Ces notices posent des questions transversales qui permettent de scruter le monde des patrons, d’en saisir les idées et les valeurs, et d’en comprendre les mobilisations collectives. La notice sur « Mai 81 », par exemple, rend compte du traumatisme provoqué par l’élection de François Mitterrand et éclaire la décision d’Arnault de quitter la France… à rapprocher de celle consacrée à Bernard Tapie : « par sa réussite aussi flamboyant que superficielle, écrit Catherine Vuillermot, son nom reste durablement associé à l’ambiguïté de la réhabilitation de l’entrepreneur capitaliste sous l’ère Mitterrand. » !…
Ce n’est pas la moindre qualité de ce dictionnaire de “périodiser” ainsi l’histoire du capitalisme français, qui voit d’abord une minorité de patrons défendre la libre entreprise, avant que le discours libéral ne se radicalise en deux temps : en 1968, d’abord, puis avec l’arrivée de la gauche au pouvoir en 1981.
A ce discours se rallieront les gouvernements successifs, avant que n’intervienne la crise financière de 2008, qui conduit la finance à s’interroger.
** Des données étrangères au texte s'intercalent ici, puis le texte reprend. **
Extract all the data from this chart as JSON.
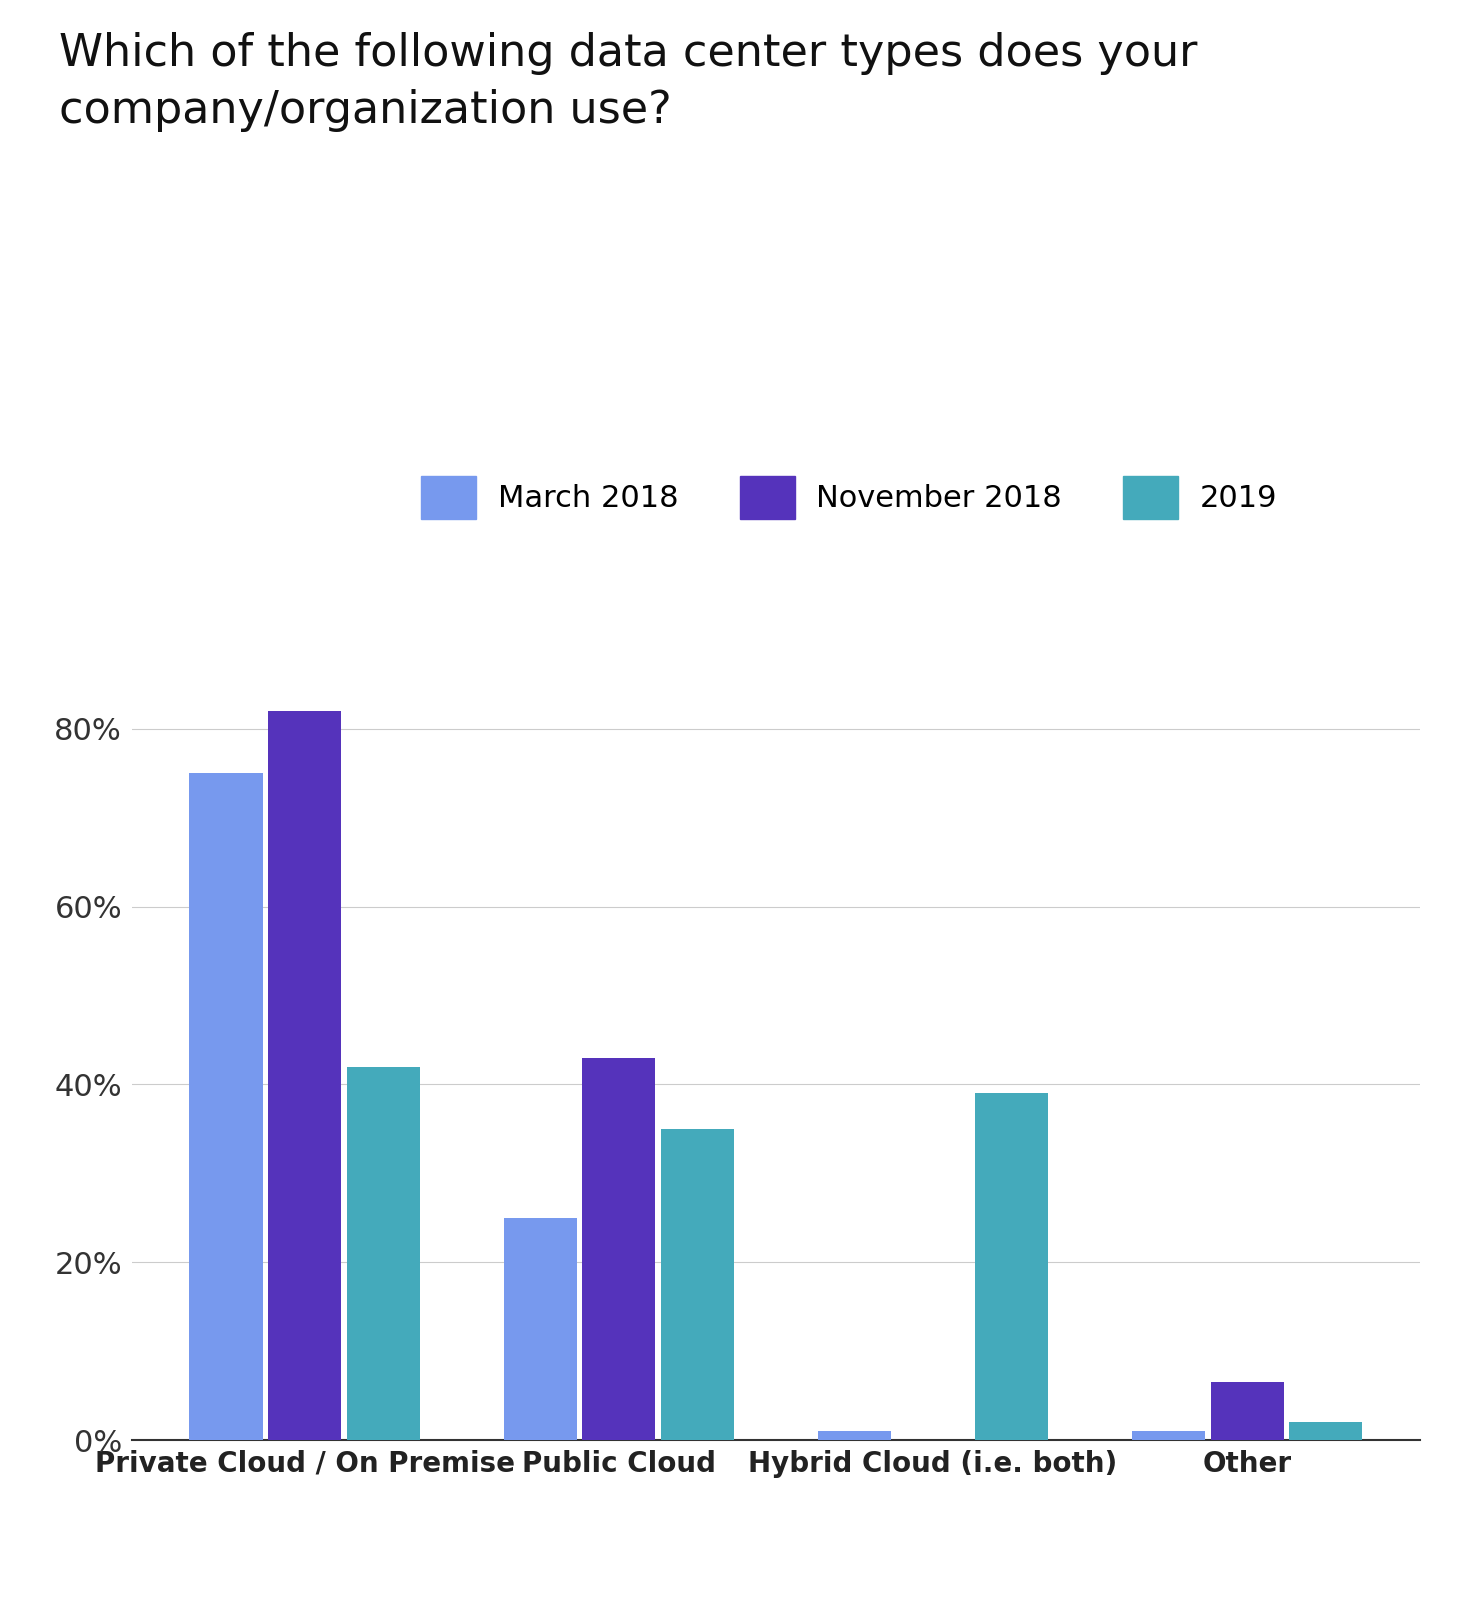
{
  "title": "Which of the following data center types does your\ncompany/organization use?",
  "categories": [
    "Private Cloud / On Premise",
    "Public Cloud",
    "Hybrid Cloud (i.e. both)",
    "Other"
  ],
  "series": {
    "March 2018": [
      0.75,
      0.25,
      0.01,
      0.01
    ],
    "November 2018": [
      0.82,
      0.43,
      0.0,
      0.065
    ],
    "2019": [
      0.42,
      0.35,
      0.39,
      0.02
    ]
  },
  "colors": {
    "March 2018": "#7799EE",
    "November 2018": "#5533BB",
    "2019": "#44AABB"
  },
  "ylim": [
    0,
    0.9
  ],
  "yticks": [
    0.0,
    0.2,
    0.4,
    0.6,
    0.8
  ],
  "ytick_labels": [
    "0%",
    "20%",
    "40%",
    "60%",
    "80%"
  ],
  "legend_labels": [
    "March 2018",
    "November 2018",
    "2019"
  ],
  "background_color": "#ffffff",
  "title_fontsize": 32,
  "tick_fontsize": 22,
  "legend_fontsize": 22,
  "xtick_fontsize": 20
}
L’attitude de Franck Riboud, le PDG de Danone, est révélatrice : alors qu’il se fixe des objectifs de rentabilité très importants lors de la succession de son père à la fin des années 1990, il se livre à un « étonnant mea culpa », en 2009, déclarant dans « Le Monde » que « la recherche de la maximisation du profit n’est mécaniquement pas durable ».
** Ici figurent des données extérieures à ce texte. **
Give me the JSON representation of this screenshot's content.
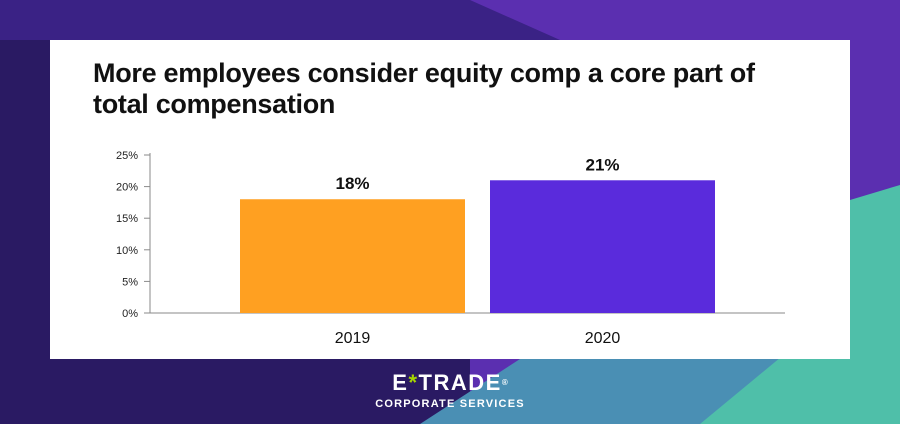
{
  "colors": {
    "background_dark": "#2a1a63",
    "background_purple": "#5b2fb0",
    "background_teal": "#4fbfa9",
    "bar_2019": "#ffa021",
    "bar_2020": "#5a2bdc",
    "text": "#111111"
  },
  "chart_data": {
    "type": "bar",
    "title": "More employees consider equity comp a core part of total compensation",
    "categories": [
      "2019",
      "2020"
    ],
    "values": [
      18,
      21
    ],
    "value_labels": [
      "18%",
      "21%"
    ],
    "y_ticks": [
      "0%",
      "5%",
      "10%",
      "15%",
      "20%",
      "25%"
    ],
    "ylim": [
      0,
      25
    ],
    "xlabel": "",
    "ylabel": "",
    "grid": false,
    "legend": "none"
  },
  "branding": {
    "brand_left": "E",
    "brand_mark": "*",
    "brand_right": "TRADE",
    "trademark": "®",
    "tagline": "CORPORATE SERVICES"
  }
}
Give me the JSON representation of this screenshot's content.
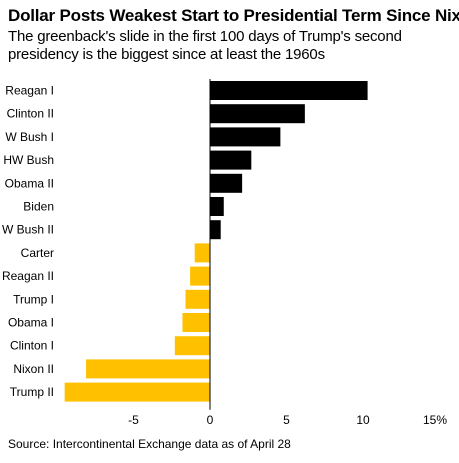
{
  "header": {
    "title": "Dollar Posts Weakest Start to Presidential Term Since Nixon",
    "subtitle": "The greenback's slide in the first 100 days of Trump's second presidency is the biggest since at least the 1960s"
  },
  "footer": {
    "source": "Source: Intercontinental Exchange data as of April 28"
  },
  "colors": {
    "positive": "#000000",
    "negative": "#FFC000",
    "axis": "#000000"
  },
  "chart_data": {
    "type": "bar",
    "orientation": "horizontal",
    "categories": [
      "Reagan I",
      "Clinton II",
      "W Bush I",
      "HW Bush",
      "Obama II",
      "Biden",
      "W Bush II",
      "Carter",
      "Reagan II",
      "Trump I",
      "Obama I",
      "Clinton I",
      "Nixon II",
      "Trump II"
    ],
    "values": [
      10.3,
      6.2,
      4.6,
      2.7,
      2.1,
      0.9,
      0.7,
      -1.0,
      -1.3,
      -1.6,
      -1.8,
      -2.3,
      -8.1,
      -9.5
    ],
    "xlim": [
      -10,
      15
    ],
    "xticks": [
      -5,
      0,
      5,
      10
    ],
    "xtick_labels": [
      "-5",
      "0",
      "5",
      "10",
      "15%"
    ],
    "xtick_label_values": [
      -5,
      0,
      5,
      10,
      15
    ],
    "grid": false
  }
}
Alors que paraît une deuxième édition de « L’Histoire secrète du patronat de 1945 à nos jours » (La découverte/Poche), qui montre que le sujet fascine, déjà la question d’une mise à jour se pose. Jean-Claude Daumas se montre nuancé : «Non, notre modèle n’est pas Wikipédia. Nous avons voulu faire un ouvrage de référence, au format papier, soigneusement écrit, qui s’impose par la solidité de ses analyses. Nous assumons donc le fait qu’il soir un objet fini et daté. Ce qui, bien sûr, n’interdit pas une réédition.»
« Dictionnaire historique des patrons français », sous la direction de Jean-Claude Daumas, en collaboration avec Alain Chatriot, Danièle Fraboulet, Patrick Fridenson et Hervé Joly. Flammarion, 1614 pages, 65 euros.